Georges Didi-Huberman

Venus öffnen

Nacktheit, Traum, Grausamkeit
Cover: Venus öffnen
Diaphanes Verlag, Zürich und Berlin 2006
ISBN 9783935300636
Kartoniert, 176 Seiten, 26,90 EUR

Klappentext

Aus dem Französischen von Mona Belkhodja und Marcus Coelen. Botticelli als Begründer nicht nur des Ideals reiner Schönheit, sondern auch eines perversen und grausamen Bildes der Nacktheit, bedrohlich und bedroht zugleich? Botticelli neu gedacht mit Freud, Bataille und de Sade? Neben Botticelli ist es die eigenartige Darstellungstradition der "Venus der Medizin" - jenen anatomischen Wachsmodellen des 18. Jahrhunderts -, an denen Didi-Huberman sein Thema entfaltet: die Verflechtung von Nacktheit und Gewalt, von Schönheit und Krankheit.

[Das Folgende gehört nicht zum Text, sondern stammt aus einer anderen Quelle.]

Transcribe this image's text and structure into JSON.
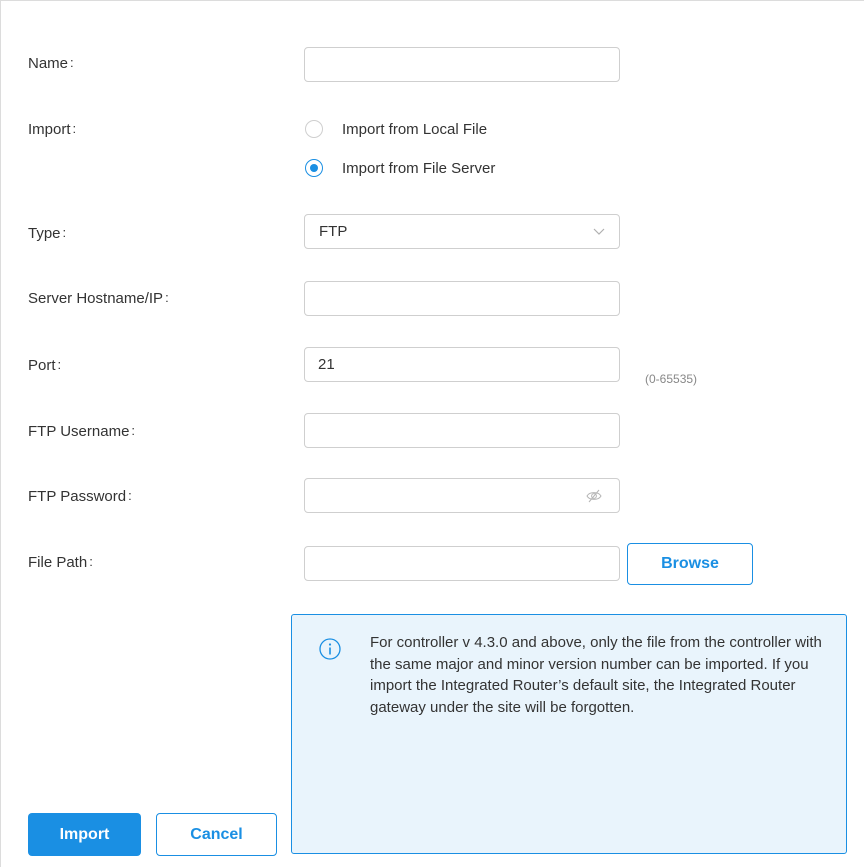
{
  "form": {
    "name": {
      "label": "Name",
      "value": ""
    },
    "import": {
      "label": "Import",
      "options": [
        {
          "label": "Import from Local File",
          "selected": false
        },
        {
          "label": "Import from File Server",
          "selected": true
        }
      ]
    },
    "type": {
      "label": "Type",
      "value": "FTP"
    },
    "server_hostname": {
      "label": "Server Hostname/IP",
      "value": ""
    },
    "port": {
      "label": "Port",
      "value": "21",
      "hint": "(0-65535)"
    },
    "ftp_username": {
      "label": "FTP Username",
      "value": ""
    },
    "ftp_password": {
      "label": "FTP Password",
      "value": ""
    },
    "file_path": {
      "label": "File Path",
      "value": "",
      "browse_label": "Browse"
    },
    "colon": ":"
  },
  "info": {
    "icon": "info-icon",
    "text": "For controller v 4.3.0 and above, only the file from the controller with the same major and minor version number can be imported. If you import the Integrated Router’s default site, the Integrated Router gateway under the site will be forgotten."
  },
  "actions": {
    "import_label": "Import",
    "cancel_label": "Cancel"
  },
  "colors": {
    "accent": "#1a8fe3",
    "info_background": "#e9f4fc"
  }
}
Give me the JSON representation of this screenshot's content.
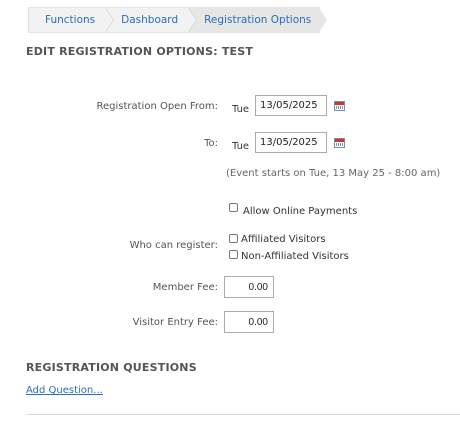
{
  "breadcrumb": {
    "items": [
      "Functions",
      "Dashboard",
      "Registration Options"
    ]
  },
  "page_title": "EDIT REGISTRATION OPTIONS: TEST",
  "form": {
    "open_from_label": "Registration Open From:",
    "open_from_day": "Tue",
    "open_from_date": "13/05/2025",
    "to_label": "To:",
    "to_day": "Tue",
    "to_date": "13/05/2025",
    "event_note": "(Event starts on Tue, 13 May 25 - 8:00 am)",
    "allow_online_payments_label": "Allow Online Payments",
    "who_can_register_label": "Who can register:",
    "affiliated_label": "Affiliated Visitors",
    "non_affiliated_label": "Non-Affiliated Visitors",
    "member_fee_label": "Member Fee:",
    "member_fee_value": "0.00",
    "visitor_fee_label": "Visitor Entry Fee:",
    "visitor_fee_value": "0.00"
  },
  "questions": {
    "heading": "REGISTRATION QUESTIONS",
    "add_link": "Add Question..."
  },
  "colors": {
    "link": "#2a6db8",
    "text": "#555555"
  }
}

Rezensionsnotiz zu Frankfurter Allgemeine Zeitung, 08.12.2006

Schluss machen will der renommierte Kunstwissenschaftler Georges Didi-Huberman mit den verharmlosenden, ja "frigidisierenden" Lektüren der Venus und überhaupt von Nacktheit bei Botticelli. Was der Autor dabei entdeckt und ans Licht zerrt, hat mit dem Bild, das man sich bis heute gerne von antikentrunkener Schönheitsliebe der Renaissance macht, wenig zu tun. Völlig überzeugend findet die Rezensentin Christine Tauber diese Analyse insbesondere in den Analysen des Zyklus "Gastmahl des Nastagio degli Onesti", die sich wiederum auf die Quelle der dargestellten "mänadengleichen" nackten Frau berufen - nämlich die Novelle "Höllenjagd" aus Boccaccios "Decamerone". Didi-Huberman folgt diesem Motiv einer "nächtigen, grausamen, unreinen" Geschichte weiblicher Körperdarstellung bis ins 18. Jahrhundert, und zwar mit der Lektüre der Reiseberichte des Marquis de Sade. Auch hier macht die Rezensentin keinen Widerspruch geltend, sie scheint von diesem "ingeniösen Essay" rundum begeistert.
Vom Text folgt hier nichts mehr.